The African Development Bank Group has approved $400,000 in grant funding for the Liberia Pension Sector Intervention Project, to support  the expansion of pension coverage  in Liberia.

The grant is being sourced from the Capital Markets Development Trust Fund (CMDTF), a multi-donor trust fund, managed by the African Development Bank that supports development of  efficient and diversified capital markets in African countries. The CMDTF is funded by donors including the Ministry for Foreign Trade and Development Cooperation of the Netherlands and the Ministry of Finance of Luxembourg.

Liberia`s National Social Security and Welfare Corporation (NASSCORP), the only existing pension service provider in country, currently provides coverage to mainly formal sector public service employees.
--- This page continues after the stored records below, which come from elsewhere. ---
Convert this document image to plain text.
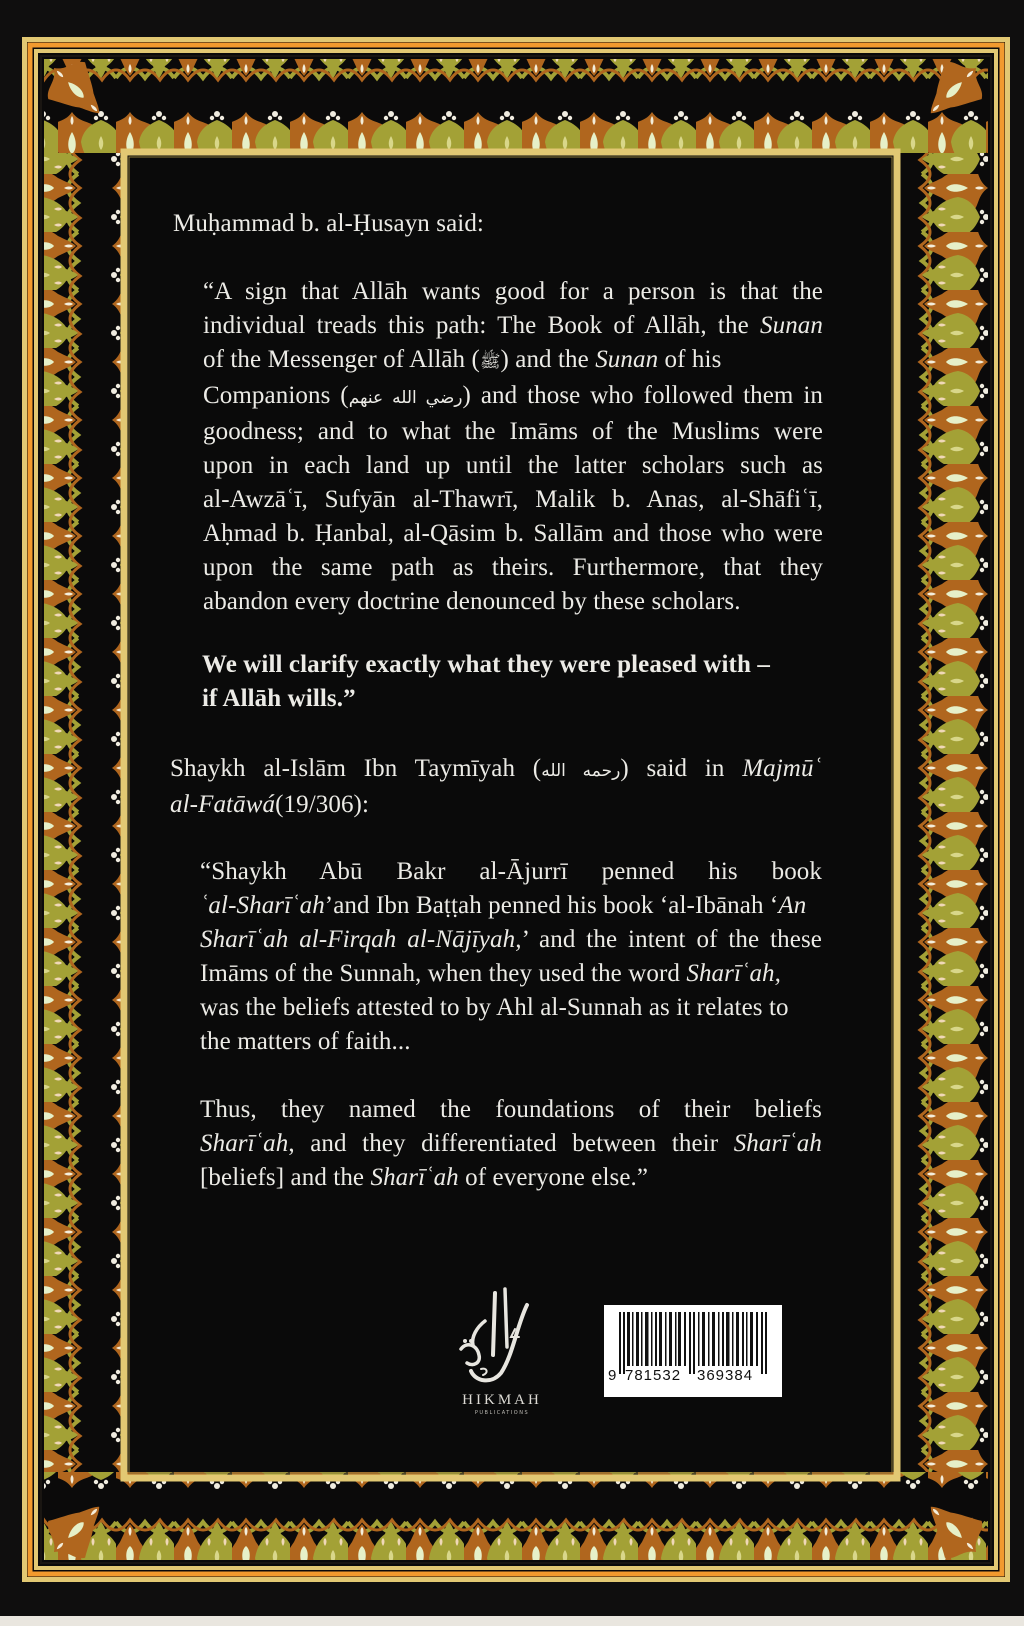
Muḥammad b. al-Ḥusayn said:
“A sign that Allāh wants good for a person is that the
individual treads this path: The Book of Allāh, the Sunan
of the Messenger of Allāh (ﷺ) and the Sunan of his
Companions (رضي الله عنهم) and those who followed them in
goodness; and to what the Imāms of the Muslims were
upon in each land up until the latter scholars such as
al-Awzāʿī, Sufyān al-Thawrī, Malik b. Anas, al-Shāfiʿī,
Aḥmad b. Ḥanbal, al-Qāsim b. Sallām and those who were
upon the same path as theirs. Furthermore, that they
abandon every doctrine denounced by these scholars.
We will clarify exactly what they were pleased with –
if Allāh wills.”
Shaykh al-Islām Ibn Taymīyah (رحمه الله) said in Majmūʿ
al-Fatāwá(19/306):
“Shaykh Abū Bakr al-Ājurrī penned his book
ʿal-Sharīʿah’and Ibn Baṭṭah penned his book ‘al-Ibānah ‘An
Sharīʿah al-Firqah al-Nājīyah,’ and the intent of the these
Imāms of the Sunnah, when they used the word Sharīʿah,
was the beliefs attested to by Ahl al-Sunnah as it relates to
the matters of faith...
Thus, they named the foundations of their beliefs
Sharīʿah, and they differentiated between their Sharīʿah
[beliefs] and the Sharīʿah of everyone else.”
HIKMAH
PUBLICATIONS
9 781532 369384
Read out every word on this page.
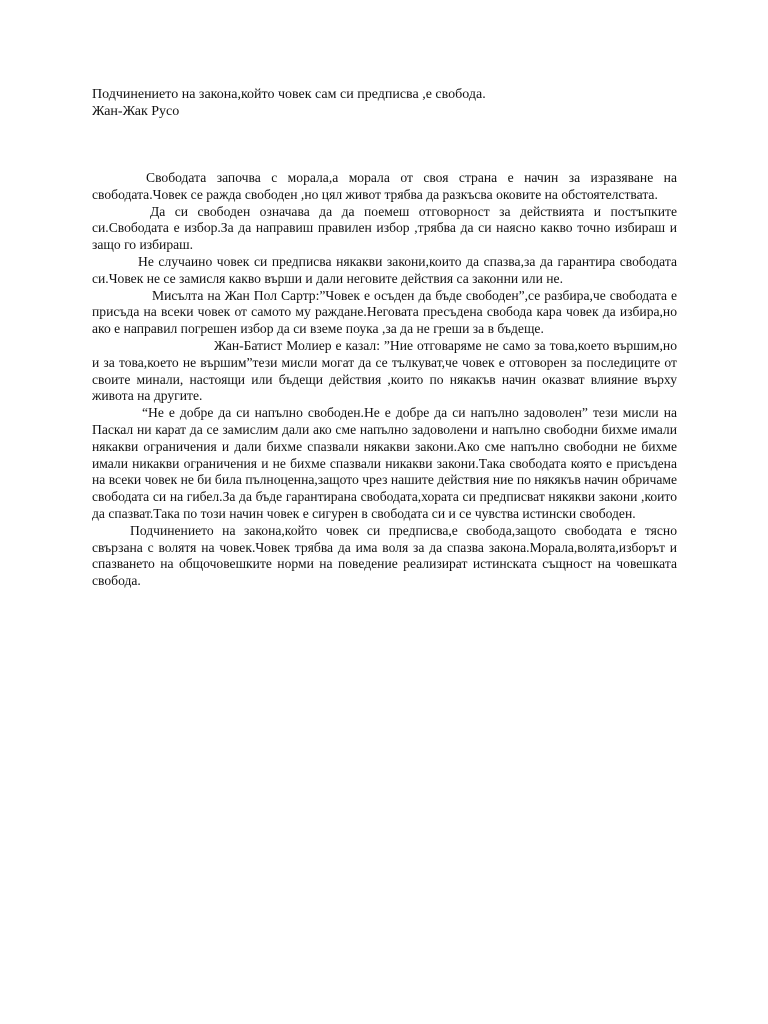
Подчинението на закона,който човек сам си предписва ,е свобода.
Жан-Жак Русо

Свободата започва с морала,а морала от своя страна е начин за изразяване на свободата.Човек се ражда свободен ,но цял живот трябва да разкъсва оковите на обстоятелствата.

Да си свободен означава да да поемеш отговорност за действията и постъпките си.Свободата е избор.За да направиш правилен избор ,трябва да си наясно какво точно избираш и защо го избираш.

Не случаино човек си предписва някакви закони,които да спазва,за да гарантира свободата си.Човек не се замисля какво върши и дали неговите действия са законни или не.

Мисълта на Жан Пол Сартр:”Човек е осъден да бъде свободен”,се разбира,че свободата е присъда на всеки човек от самото му раждане.Неговата пресъдена свобода кара човек да избира,но ако е направил погрешен избор да си вземе поука ,за да не греши за в бъдеще.

Жан-Батист Молиер е казал: ”Ние отговаряме не само за това,което вършим,но и за това,което не вършим”тези мисли могат да се тълкуват,че човек е отговорен за последиците от своите минали, настоящи или бъдещи действия ,които по някакъв начин оказват влияние върху живота на другите.

“Не е добре да си напълно свободен.Не е добре да си напълно задоволен” тези мисли на Паскал ни карат да се замислим дали ако сме напълно задоволени и напълно свободни бихме имали някакви ограничения и дали бихме спазвали някакви закони.Ако сме напълно свободни не бихме имали никакви ограничения и не бихме спазвали никакви закони.Така свободата която е присъдена на всеки човек не би била пълноценна,защото чрез нашите действия ние по някякъв начин обричаме свободата си на гибел.За да бъде гарантирана свободата,хората си предписват някякви закони ,които да спазват.Така по този начин човек е сигурен в свободата си и се чувства истински свободен.

Подчинението на закона,който човек си предписва,е свобода,защото свободата е тясно свързана с волятя на човек.Човек трябва да има воля за да спазва закона.Морала,волята,изборът и спазването на общочовешките норми на поведение реализират истинската същност на човешката свобода.
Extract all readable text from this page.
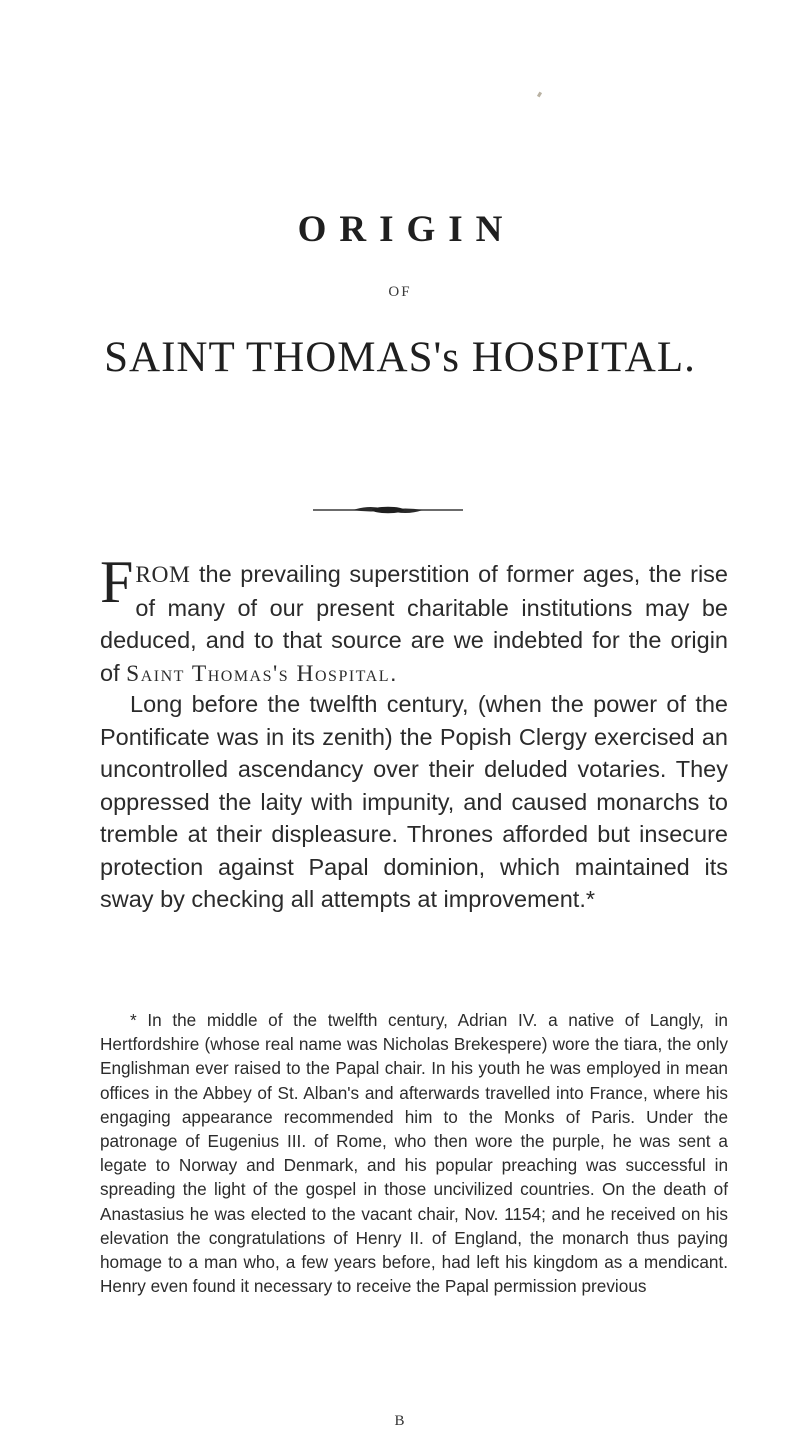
ORIGIN
OF
SAINT THOMAS's HOSPITAL.

FROM the prevailing superstition of former ages, the rise of many of our present charitable institutions may be deduced, and to that source are we indebted for the origin of Saint Thomas's Hospital.

Long before the twelfth century, (when the power of the Pontificate was in its zenith) the Popish Clergy exercised an uncontrolled ascendancy over their deluded votaries. They oppressed the laity with impunity, and caused monarchs to tremble at their displeasure. Thrones afforded but insecure protection against Papal dominion, which maintained its sway by checking all attempts at improvement.*

* In the middle of the twelfth century, Adrian IV. a native of Langly, in Hertfordshire (whose real name was Nicholas Brekespere) wore the tiara, the only Englishman ever raised to the Papal chair. In his youth he was employed in mean offices in the Abbey of St. Alban's and afterwards travelled into France, where his engaging appearance recommended him to the Monks of Paris. Under the patronage of Eugenius III. of Rome, who then wore the purple, he was sent a legate to Norway and Denmark, and his popular preaching was successful in spreading the light of the gospel in those uncivilized countries. On the death of Anastasius he was elected to the vacant chair, Nov. 1154; and he received on his elevation the congratulations of Henry II. of England, the monarch thus paying homage to a man who, a few years before, had left his kingdom as a mendicant. Henry even found it necessary to receive the Papal permission previous

B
There is thus a gap in coverage for the private sector, and particularly informal businesses.

Under the Liberia Pension Sector Intervention Project, the funding will support targeted reforms of Liberia’s pension sector including an assessment of the current pension system towards development of a national strategy, and capacity building for the pension sector ecosystem, including public and potential private pension sector operators.

The project is expected to enhance the enabling enviroment and support the emergence of domestic institutional investor base,  thereby broadening the pension coverage and enabling the pension system to mobilise additional savings for investment, including through domestic financial markets. It will be implemented by the Central Bank of Liberia, which oversees the country’s financial sector.

Hon. Henry F. Saamoi, Acting Executive Governor of the Central Bank of Liberia said, “The CBL appreciates the continued support of the African Development Bank toward the development of Liberia’s pension sector and looks forward to working with the Bank to implement this important reform. The Liberia Pension Sector Intervention Project should enhance Liberia’s readiness for the development of its capital market by institutionalising the investor base, and improving the pension sector’s legal and regulatory environment,” Mr. Saamoi added.

Ahmed Attout, African Development Bank Director for Financial Sector Development said, “We are excited to partner with the Central Bank of Liberia on this operation that is expected to facilitate a reformed pension system capable of mobilising domestic savings, that can be chanelled through financial markets, thereby contributing to deepen the domestic capital markets in Liberia. This aligns with the Bank’s goal of facilitating the emergence of well-functioning capital markets that can efficiently mobilise and allocate savings to fund the credit needs of economic agents and the continent’s development while reducing intermediation costs.”